Художник снова поклонился.
Когда-то его имя было известно широкой публике, о нем говорили, называли сверхновой звездой современного искусства. Персональная выставка в Манеже, две – в Доме художника, громкие похвалы от итальянских и американских галеристов… А потом он исчез. И теперь его имя знали только очень богатые люди, способные заплатить сверхъестественную сумму за одно-единственное полотно. Рассказы об особых картинах Бергера передавали друг другу негромким голосом и только тем, кому доверяли. Ибо речь шла о том, что невозможно объяснить классической физикой.
Особые картины Бергера отражали мечту заказчика.
– Оговоренная сумма будет переведена вам в течение часа.
– Прекрасно. – Бергер помолчал. – Теперь, с вашего позволения, просьба: пожалуйста, не входите в картину при посторонних. У людей могут появиться ненужные вопросы, а это не в наших интересах.
– Вы уже говорили об этом, – кивнул мужчина. – А как быть с выходом? Вдруг свидетель появится, пока меня не будет?
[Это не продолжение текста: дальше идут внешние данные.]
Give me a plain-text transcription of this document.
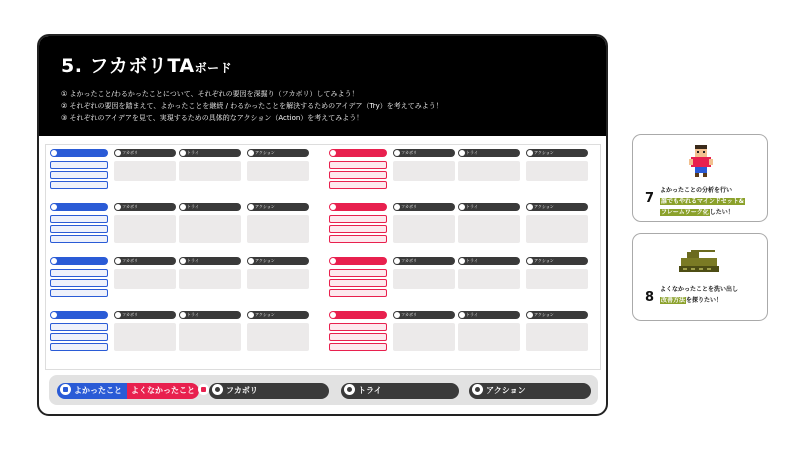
5. フカボリTAボード
① よかったこと/わるかったことについて、それぞれの要因を深掘り（フカボリ）してみよう！
② それぞれの要因を踏まえて、よかったことを継続 / わるかったことを解決するためのアイデア（Try）を考えてみよう！
③ それぞれのアイデアを見て、実現するための具体的なアクション（Action）を考えてみよう！
フカボリ	トライ	アクション
フカボリ	トライ	アクション
フカボリ	トライ	アクション
フカボリ	トライ	アクション
フカボリ	トライ	アクション
フカボリ	トライ	アクション
フカボリ	トライ	アクション
フカボリ	トライ	アクション
よかったこと	よくなかったこと	フカボリ	トライ	アクション
7
よかったことの分析を行い
誰でもやれるマインドセット&
フレームワーク化したい！
8
よくなかったことを洗い出し
改善方法を探りたい！
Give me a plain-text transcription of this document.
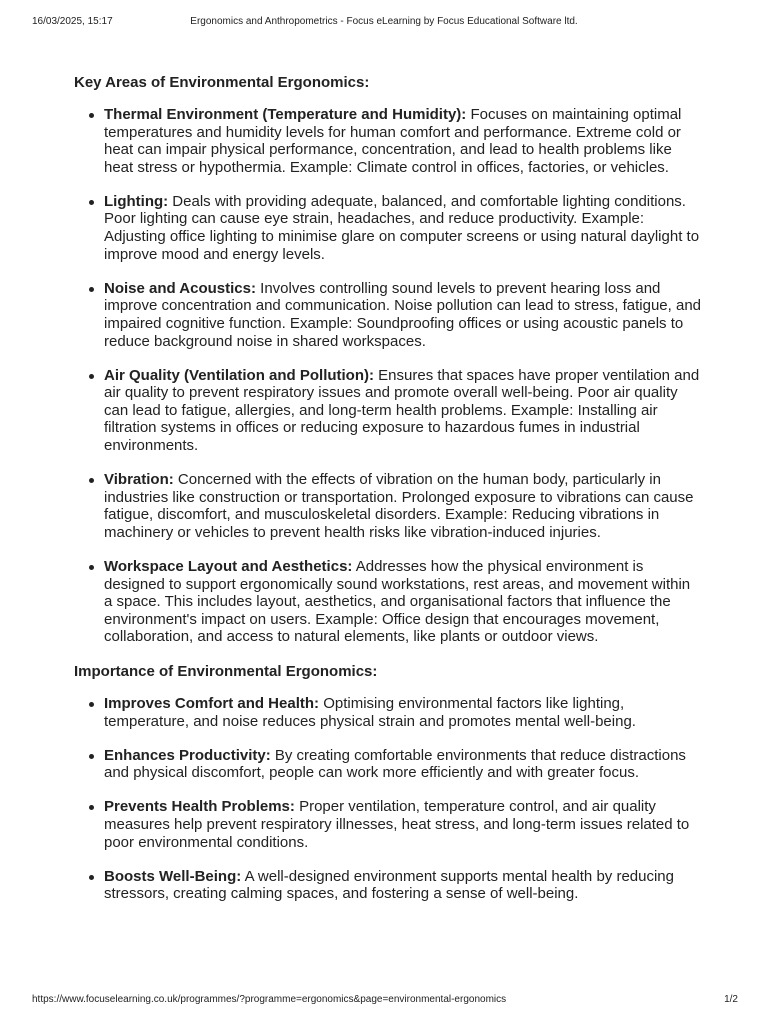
16/03/2025, 15:17	Ergonomics and Anthropometrics - Focus eLearning by Focus Educational Software ltd.
Key Areas of Environmental Ergonomics:
Thermal Environment (Temperature and Humidity): Focuses on maintaining optimal temperatures and humidity levels for human comfort and performance. Extreme cold or heat can impair physical performance, concentration, and lead to health problems like heat stress or hypothermia. Example: Climate control in offices, factories, or vehicles.
Lighting: Deals with providing adequate, balanced, and comfortable lighting conditions. Poor lighting can cause eye strain, headaches, and reduce productivity. Example: Adjusting office lighting to minimise glare on computer screens or using natural daylight to improve mood and energy levels.
Noise and Acoustics: Involves controlling sound levels to prevent hearing loss and improve concentration and communication. Noise pollution can lead to stress, fatigue, and impaired cognitive function. Example: Soundproofing offices or using acoustic panels to reduce background noise in shared workspaces.
Air Quality (Ventilation and Pollution): Ensures that spaces have proper ventilation and air quality to prevent respiratory issues and promote overall well-being. Poor air quality can lead to fatigue, allergies, and long-term health problems. Example: Installing air filtration systems in offices or reducing exposure to hazardous fumes in industrial environments.
Vibration: Concerned with the effects of vibration on the human body, particularly in industries like construction or transportation. Prolonged exposure to vibrations can cause fatigue, discomfort, and musculoskeletal disorders. Example: Reducing vibrations in machinery or vehicles to prevent health risks like vibration-induced injuries.
Workspace Layout and Aesthetics: Addresses how the physical environment is designed to support ergonomically sound workstations, rest areas, and movement within a space. This includes layout, aesthetics, and organisational factors that influence the environment's impact on users. Example: Office design that encourages movement, collaboration, and access to natural elements, like plants or outdoor views.
Importance of Environmental Ergonomics:
Improves Comfort and Health: Optimising environmental factors like lighting, temperature, and noise reduces physical strain and promotes mental well-being.
Enhances Productivity: By creating comfortable environments that reduce distractions and physical discomfort, people can work more efficiently and with greater focus.
Prevents Health Problems: Proper ventilation, temperature control, and air quality measures help prevent respiratory illnesses, heat stress, and long-term issues related to poor environmental conditions.
Boosts Well-Being: A well-designed environment supports mental health by reducing stressors, creating calming spaces, and fostering a sense of well-being.
https://www.focuselearning.co.uk/programmes/?programme=ergonomics&page=environmental-ergonomics	1/2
– Сколько бы времени вы ни провели внутри картины, здесь, в реальности, пройдет от двух до пяти секунд, не более, – ровным тоном ответил Бергер. – Об этом я тоже рассказывал, просто вы забыли.
– Да, забыл…
Точнее, тогда он просто не верил, вот и не обращал внимания на инструкции.
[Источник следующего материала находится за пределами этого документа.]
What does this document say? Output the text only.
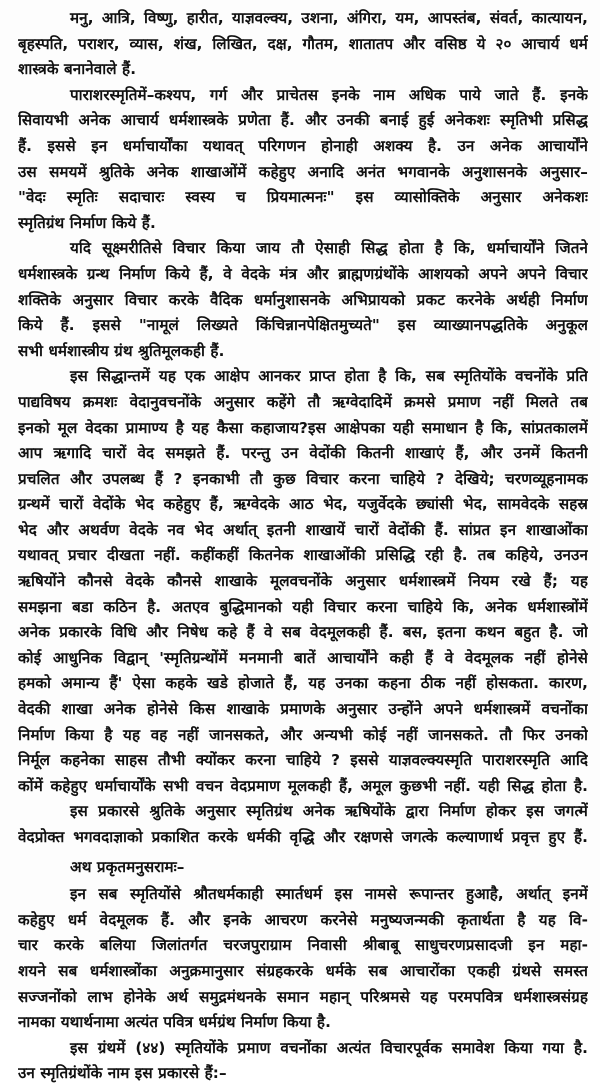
मनु, आत्रि, विष्णु, हारीत, याज्ञवल्क्य, उशना, अंगिरा, यम, आपस्तंब, संवर्त, कात्यायन,
बृहस्पति, पराशर, व्यास, शंख, लिखित, दक्ष, गौतम, शातातप और वसिष्ठ ये २० आचार्य धर्म
शास्त्रके बनानेवाले हैं.
पाराशरस्मृतिमें–कश्यप, गर्ग और प्राचेतस इनके नाम अधिक पाये जाते हैं. इनके
सिवायभी अनेक आचार्य धर्मशास्त्रके प्रणेता हैं. और उनकी बनाई हुई अनेकशः स्मृतिभी प्रसिद्ध
हैं. इससे इन धर्माचार्योंका यथावत् परिगणन होनाही अशक्य है. उन अनेक आचार्योंने
उस समयमें श्रुतिके अनेक शाखाओंमें कहेहुए अनादि अनंत भगवानके अनुशासनके अनुसार–
"वेदः स्मृतिः सदाचारः स्वस्य च प्रियमात्मनः" इस व्यासोक्तिके अनुसार अनेकशः
स्मृतिग्रंथ निर्माण किये हैं.
यदि सूक्ष्मरीतिसे विचार किया जाय तौ ऐसाही सिद्ध होता है कि, धर्माचार्योंने जितने
धर्मशास्त्रके ग्रन्थ निर्माण किये हैं, वे वेदके मंत्र और ब्राह्मणग्रंथोंके आशयको अपने अपने विचार
शक्तिके अनुसार विचार करके वैदिक धर्मानुशासनके अभिप्रायको प्रकट करनेके अर्थही निर्माण
किये हैं. इससे "नामूलं लिख्यते किंचिन्नानपेक्षितमुच्यते" इस व्याख्यानपद्धतिके अनुकूल
सभी धर्मशास्त्रीय ग्रंथ श्रुतिमूलकही हैं.
इस सिद्धान्तमें यह एक आक्षेप आनकर प्राप्त होता है कि, सब स्मृतियोंके वचनोंके प्रति
पाद्यविषय क्रमशः वेदानुवचनोंके अनुसार कहेंगे तौ ऋग्वेदादिमें क्रमसे प्रमाण नहीं मिलते तब
इनको मूल वेदका प्रामाण्य है यह कैसा कहाजाय?इस आक्षेपका यही समाधान है कि, सांप्रतकालमें
आप ऋगादि चारों वेद समझते हैं. परन्तु उन वेदोंकी कितनी शाखाएं हैं, और उनमें कितनी
प्रचलित और उपलब्ध हैं ? इनकाभी तौ कुछ विचार करना चाहिये ? देखिये; चरणव्यूहनामक
ग्रन्थमें चारों वेदोंके भेद कहेहुए हैं, ऋग्वेदके आठ भेद, यजुर्वेदके छ्यांसी भेद, सामवेदके सहस्र
भेद और अथर्वण वेदके नव भेद अर्थात् इतनी शाखायें चारों वेदोंकी हैं. सांप्रत इन शाखाओंका
यथावत् प्रचार दीखता नहीं. कहींकहीं कितनेक शाखाओंकी प्रसिद्धि रही है. तब कहिये, उनउन
ऋषियोंने कौनसे वेदके कौनसे शाखाके मूलवचनोंके अनुसार धर्मशास्त्रमें नियम रखे हैं; यह
समझना बडा कठिन है. अतएव बुद्धिमानको यही विचार करना चाहिये कि, अनेक धर्मशास्त्रोंमें
अनेक प्रकारके विधि और निषेध कहे हैं वे सब वेदमूलकही हैं. बस, इतना कथन बहुत है. जो
कोई आधुनिक विद्वान् 'स्मृतिग्रन्थोंमें मनमानी बातें आचार्योंने कही हैं वे वेदमूलक नहीं होनेसे
हमको अमान्य हैं' ऐसा कहके खडे होजाते हैं, यह उनका कहना ठीक नहीं होसकता. कारण,
वेदकी शाखा अनेक होनेसे किस शाखाके प्रमाणके अनुसार उन्होंने अपने धर्मशास्त्रमें वचनोंका
निर्माण किया है यह वह नहीं जानसकते, और अन्यभी कोई नहीं जानसकते. तौ फिर उनको
निर्मूल कहनेका साहस तौभी क्योंकर करना चाहिये ? इससे याज्ञवल्क्यस्मृति पाराशरस्मृति आदि
कोंमें कहेहुए धर्माचार्योंके सभी वचन वेदप्रमाण मूलकही हैं, अमूल कुछभी नहीं. यही सिद्ध होता है.
इस प्रकारसे श्रुतिके अनुसार स्मृतिग्रंथ अनेक ऋषियोंके द्वारा निर्माण होकर इस जगत्में
वेदप्रोक्त भगवदाज्ञाको प्रकाशित करके धर्मकी वृद्धि और रक्षणसे जगत्के कल्याणार्थ प्रवृत्त हुए हैं.
अथ प्रकृतमनुसरामः–
इन सब स्मृतियोंसे श्रौतधर्मकाही स्मार्तधर्म इस नामसे रूपान्तर हुआहै, अर्थात् इनमें
कहेहुए धर्म वेदमूलक हैं. और इनके आचरण करनेसे मनुष्यजन्मकी कृतार्थता है यह वि-
चार करके बलिया जिलांतर्गत चरजपुराग्राम निवासी श्रीबाबू साधुचरणप्रसादजी इन महा-
शयने सब धर्मशास्त्रोंका अनुक्रमानुसार संग्रहकरके धर्मके सब आचारोंका एकही ग्रंथसे समस्त
सज्जनोंको लाभ होनेके अर्थ समुद्रमंथनके समान महान् परिश्रमसे यह परमपवित्र धर्मशास्त्रसंग्रह
नामका यथार्थनामा अत्यंत पवित्र धर्मग्रंथ निर्माण किया है.
इस ग्रंथमें (४४) स्मृतियोंके प्रमाण वचनोंका अत्यंत विचारपूर्वक समावेश किया गया है.
उन स्मृतिग्रंथोंके नाम इस प्रकारसे हैं:–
– То есть я могу оставаться внутри сколь угодно долго?
– Сколько вам заблагорассудится, – подтвердил Бергер. – Но предупреждаю: долгое пребывание в картине обязательно повлияет на ваше мировосприятие. Вы начнете путаться в реальности и сойдете с ума. Прецеденты были.
– Вы меня пугаете?
– Просто рассказываю. Я не заинтересован в проблемах, которые можно избежать обычным предупреждением.
– Разумно. – Мужчина помолчал, потом вновь прикоснулся к холсту – его неудержимо тянуло к нему – и поинтересовался: – Что станет после моей смерти?
В конце концов, он далеко не мальчик.
– Картина превратится в обычную картину, – ответил Бергер. – Ее душа умрет вместе с вами.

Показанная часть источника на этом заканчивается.